Parents in Louisiana who have young children are likely to want to leave certain high-value assets to those children. However, they should make sure that the estate plan they develop is more complex than just a will. In fact, including a trust as part of an estate plan can help parents ensure that the assets they leave to children or young adults will not be irresponsibly managed.
A trust can be used to create financial guidelines and boundaries for young beneficiaries. One of the duties of a trustee can be to work with the beneficiaries to create a flow of income that will address their needs and that will allow the trust principal to be maintained. The trustee can also be obligated to instruct the beneficiaries about financial matters so that when they are allowed more access to the inherited assets, they are able to manage them responsibly.

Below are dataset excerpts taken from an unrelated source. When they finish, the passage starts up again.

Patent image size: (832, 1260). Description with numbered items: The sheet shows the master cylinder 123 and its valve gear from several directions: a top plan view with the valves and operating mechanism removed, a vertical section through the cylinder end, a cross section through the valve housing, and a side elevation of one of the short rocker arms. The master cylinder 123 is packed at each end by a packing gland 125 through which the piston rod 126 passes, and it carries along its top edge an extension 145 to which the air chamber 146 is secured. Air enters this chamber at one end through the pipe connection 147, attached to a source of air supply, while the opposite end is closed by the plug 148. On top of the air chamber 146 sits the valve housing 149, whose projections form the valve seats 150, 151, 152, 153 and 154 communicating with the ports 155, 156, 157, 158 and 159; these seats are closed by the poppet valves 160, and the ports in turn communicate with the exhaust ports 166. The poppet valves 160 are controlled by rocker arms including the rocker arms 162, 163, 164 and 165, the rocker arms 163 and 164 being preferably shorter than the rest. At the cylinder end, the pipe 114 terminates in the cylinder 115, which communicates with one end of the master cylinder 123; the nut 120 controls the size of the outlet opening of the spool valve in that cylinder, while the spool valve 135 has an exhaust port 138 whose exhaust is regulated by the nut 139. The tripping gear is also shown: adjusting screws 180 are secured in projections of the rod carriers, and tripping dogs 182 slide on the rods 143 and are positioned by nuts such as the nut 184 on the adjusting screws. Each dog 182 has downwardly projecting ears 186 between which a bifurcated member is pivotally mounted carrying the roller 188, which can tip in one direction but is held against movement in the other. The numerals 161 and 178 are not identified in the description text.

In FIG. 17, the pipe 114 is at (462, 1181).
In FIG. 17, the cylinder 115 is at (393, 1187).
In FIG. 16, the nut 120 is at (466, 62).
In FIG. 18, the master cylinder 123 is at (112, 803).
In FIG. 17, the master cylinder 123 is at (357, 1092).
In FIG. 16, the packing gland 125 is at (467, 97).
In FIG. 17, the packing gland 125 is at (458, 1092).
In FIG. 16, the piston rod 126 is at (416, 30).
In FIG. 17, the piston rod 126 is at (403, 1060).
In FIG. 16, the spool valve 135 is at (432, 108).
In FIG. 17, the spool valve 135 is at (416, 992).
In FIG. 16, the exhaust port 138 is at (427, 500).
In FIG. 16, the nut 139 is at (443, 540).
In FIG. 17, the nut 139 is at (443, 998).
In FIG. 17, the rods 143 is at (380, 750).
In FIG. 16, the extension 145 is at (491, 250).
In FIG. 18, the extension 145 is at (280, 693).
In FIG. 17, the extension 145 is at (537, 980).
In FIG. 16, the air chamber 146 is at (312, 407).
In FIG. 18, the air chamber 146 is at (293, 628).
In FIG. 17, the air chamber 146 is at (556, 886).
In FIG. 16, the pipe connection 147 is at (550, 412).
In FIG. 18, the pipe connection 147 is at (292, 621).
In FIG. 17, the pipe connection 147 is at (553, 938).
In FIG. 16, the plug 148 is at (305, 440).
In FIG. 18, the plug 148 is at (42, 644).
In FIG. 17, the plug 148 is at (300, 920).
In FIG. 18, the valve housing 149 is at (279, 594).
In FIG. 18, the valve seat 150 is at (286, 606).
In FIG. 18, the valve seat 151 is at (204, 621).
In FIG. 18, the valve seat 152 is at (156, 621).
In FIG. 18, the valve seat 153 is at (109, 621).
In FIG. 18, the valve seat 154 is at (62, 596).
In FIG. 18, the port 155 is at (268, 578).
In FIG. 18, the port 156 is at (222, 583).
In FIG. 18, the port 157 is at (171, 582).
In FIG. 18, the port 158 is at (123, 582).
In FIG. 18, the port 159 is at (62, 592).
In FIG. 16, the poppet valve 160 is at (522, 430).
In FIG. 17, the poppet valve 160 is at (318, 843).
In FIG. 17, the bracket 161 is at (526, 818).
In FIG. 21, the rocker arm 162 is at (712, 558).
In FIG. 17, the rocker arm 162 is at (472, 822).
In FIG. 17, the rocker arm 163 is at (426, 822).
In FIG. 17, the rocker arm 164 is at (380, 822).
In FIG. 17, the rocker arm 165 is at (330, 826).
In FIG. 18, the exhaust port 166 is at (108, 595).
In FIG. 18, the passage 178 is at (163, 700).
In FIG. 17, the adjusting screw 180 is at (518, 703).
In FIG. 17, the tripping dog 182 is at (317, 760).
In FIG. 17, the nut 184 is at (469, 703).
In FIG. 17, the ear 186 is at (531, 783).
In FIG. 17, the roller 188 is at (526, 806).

A trust can be crafted so that there are mechanisms that can help the beneficiaries become better able to handle their inheritance sensibly. One way to use the trust is to stipulate that the children should become co-trustees when they reach a certain age.
Taking this action ensures they will have the same authority as the trustee to decide on how the trust assets should be managed. Parents may also create a trust so that it allows the slow distribution of large amounts of the assets to the beneficiaries so that they can become used to handling the funds.
An attorney who practices estate planning law may be able to assist clients with creating certain legal devices, such as trusts, that might be used to ensure how assets will be managed for beneficiaries who may not have the financial maturity to manage a large inheritance well. Assistance may be provided for adequately drafting trust provisions.